In listening to and reading all the reports over the past few days about the Dolphins’ loss to the lowly Buffalo Bills, the one word that keeps popping up is “inconsistent.” As if it’s a big secret that the Dolphins play inconsistently.
Most of the time, the reporters simply point out that the Dolphins play inconsistently and point out that Miami defeated New England and Atlanta yet lost to Buffalo and Tampa. Fine. But what they’re missing is that the inconsistency starts and end with Adam Gase’s play calling.
- On Monday night, when Adam Gase called a lot of bootleg plays and got Jay Cutler out of the pocket, the Dolphins had success and won. A few days later, Adam Gase called zero bootleg plays, and the Dolphins lost.

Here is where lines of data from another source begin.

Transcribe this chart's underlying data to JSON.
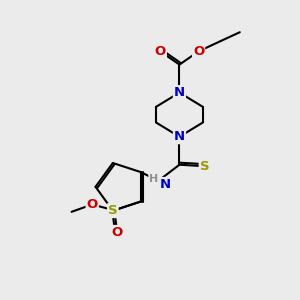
{
  "bg_color": "#ebebeb",
  "atom_colors": {
    "C": "#000000",
    "N": "#0000cc",
    "O": "#cc0000",
    "S": "#999900",
    "H": "#909090"
  },
  "bond_color": "#000000",
  "bond_width": 1.5,
  "dbo": 0.07,
  "font_size": 9.5
}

- Against the Patriots, Gase effectively used fake handoffs all night long to freeze the opponent. Against Buffalo, he called one.

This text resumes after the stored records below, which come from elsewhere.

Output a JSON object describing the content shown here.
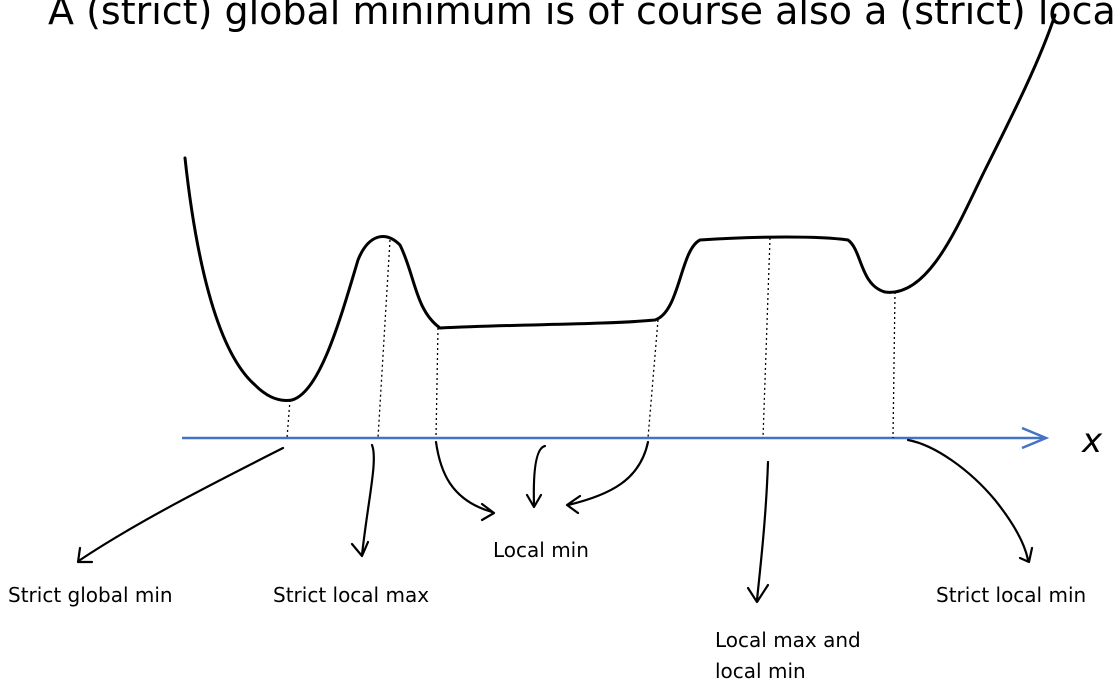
{
  "title": "A (strict) global minimum is of course also a (strict) local min",
  "axis_label": "x",
  "labels": [
    {
      "lines": [
        "Strict global min"
      ]
    },
    {
      "lines": [
        "Strict local max"
      ]
    },
    {
      "lines": [
        "Local min"
      ]
    },
    {
      "lines": [
        "Local max and",
        "local min"
      ]
    },
    {
      "lines": [
        "Strict local min"
      ]
    }
  ]
}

- When Gase put Kenyan Drake on the outside and forced New England to cover him with a linebacker, Drake owned them. Against the Bills, Gase didn’t use this formation.
- In the Pats game, Gase used Jarvis Landry in motion a lot to create havoc on the defense, and Landry scored twice. In the Bills game, Gase had Landry stand still.
- When Kenyan Drake ran the ball nearly 50 times against Denver and New England, he got over 200 yards in each game and led the team to victories. Against the Bills, Gase decided to run him only 16 times.
I could keep going and going and going. It’s not rocket science. The Dolphins have proven success when they use certain formations. It’s a fact, and it’s been proven time after time. But Adam Gase ignores facts. He ignores success. He ignores the plays that produce victories. Instead, he tries new, unsuccessful plays that only benefit the opponent.
It’s one thing if Gase called plays for the Browns, where nothing ever works. He would have no successful plays to study and re-use. But we are not the Browns. We have proven, successful plays. But we also have a coach who refuses to use them.
If I were to say these things to Adam Gase’s face, you know he would retort with “You can’t use the same couple of plays over and over. You have to mix it up and–”
I would interrupt him right then and there. I would say, “No, you DON’T have to mix it up. At least not until the defense is onto you. THEN, and only then, do you need to try something new.”